Spatial Morphing Kernel Regression For Feature Interpolation
This work addresses the challenge of dense mapping from sparse social media data for applications like land use mapping, representing an incremental improvement in interpolation methods for geographic knowledge discovery.
The paper tackles the problem of generating dense maps from sparse and unevenly distributed geotagged social media data by spatially interpolating high-dimensional features, showing that an interpolate-then-classify framework can produce dense maps but requires careful choice of interpolation method, with spatial morphing kernel regression improving results.

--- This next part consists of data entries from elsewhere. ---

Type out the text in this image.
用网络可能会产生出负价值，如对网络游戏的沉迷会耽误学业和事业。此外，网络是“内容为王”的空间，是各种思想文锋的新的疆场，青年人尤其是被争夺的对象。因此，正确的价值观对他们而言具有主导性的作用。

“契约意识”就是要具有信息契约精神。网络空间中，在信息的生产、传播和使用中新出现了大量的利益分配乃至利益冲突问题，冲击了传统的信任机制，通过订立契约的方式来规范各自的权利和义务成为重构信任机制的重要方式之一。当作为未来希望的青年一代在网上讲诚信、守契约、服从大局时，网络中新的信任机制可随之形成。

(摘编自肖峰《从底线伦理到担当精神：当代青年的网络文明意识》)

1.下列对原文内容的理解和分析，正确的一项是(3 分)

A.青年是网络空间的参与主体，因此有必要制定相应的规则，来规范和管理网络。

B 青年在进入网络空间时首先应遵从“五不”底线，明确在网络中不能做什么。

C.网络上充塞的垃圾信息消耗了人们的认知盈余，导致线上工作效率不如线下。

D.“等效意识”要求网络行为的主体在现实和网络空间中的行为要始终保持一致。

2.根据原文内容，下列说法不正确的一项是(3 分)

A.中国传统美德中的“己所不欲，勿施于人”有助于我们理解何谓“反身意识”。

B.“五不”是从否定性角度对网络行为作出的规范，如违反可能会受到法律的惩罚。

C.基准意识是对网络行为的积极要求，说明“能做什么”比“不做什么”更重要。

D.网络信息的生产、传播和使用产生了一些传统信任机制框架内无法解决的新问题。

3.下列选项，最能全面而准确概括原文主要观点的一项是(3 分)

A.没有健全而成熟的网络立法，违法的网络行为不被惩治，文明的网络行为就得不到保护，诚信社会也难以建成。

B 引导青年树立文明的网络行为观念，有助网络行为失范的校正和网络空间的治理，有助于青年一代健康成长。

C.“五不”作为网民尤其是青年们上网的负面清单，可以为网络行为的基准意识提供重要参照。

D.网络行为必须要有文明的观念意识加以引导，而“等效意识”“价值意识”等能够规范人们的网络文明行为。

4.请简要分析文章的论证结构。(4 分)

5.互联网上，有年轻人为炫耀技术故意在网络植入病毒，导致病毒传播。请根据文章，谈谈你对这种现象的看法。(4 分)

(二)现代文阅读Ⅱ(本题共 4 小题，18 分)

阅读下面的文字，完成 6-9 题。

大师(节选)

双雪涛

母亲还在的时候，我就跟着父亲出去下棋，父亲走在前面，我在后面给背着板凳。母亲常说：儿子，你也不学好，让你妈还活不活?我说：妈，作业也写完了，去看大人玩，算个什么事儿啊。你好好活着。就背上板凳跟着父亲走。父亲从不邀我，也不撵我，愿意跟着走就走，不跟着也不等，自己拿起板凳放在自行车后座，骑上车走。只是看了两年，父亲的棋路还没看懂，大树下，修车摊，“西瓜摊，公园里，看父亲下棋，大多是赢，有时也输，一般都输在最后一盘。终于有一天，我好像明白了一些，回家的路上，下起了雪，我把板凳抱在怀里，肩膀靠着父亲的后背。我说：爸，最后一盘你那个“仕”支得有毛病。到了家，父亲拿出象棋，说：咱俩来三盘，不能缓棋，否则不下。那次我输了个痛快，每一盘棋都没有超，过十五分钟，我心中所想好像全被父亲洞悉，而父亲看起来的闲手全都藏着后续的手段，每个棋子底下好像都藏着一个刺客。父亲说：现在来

In recent years, geotagged social media has become popular as a novel source for geographic knowledge discovery. Ground-level images and videos provide a different perspective than overhead imagery and can be applied to a range of applications such as land use mapping, activity detection, pollution mapping, etc. The sparse and uneven distribution of this data presents a problem, however, for generating dense maps. We therefore investigate the problem of spatially interpolating the high-dimensional features extracted from sparse social media to enable dense labeling using standard classifiers. Further, we show how prior knowledge about region boundaries can be used to improve the interpolation through spatial morphing kernel regression. We show that an interpolate-then-classify framework can produce dense maps from sparse observations but that care must be taken in choosing the interpolation method. We also show that the spatial morphing kernel improves the results.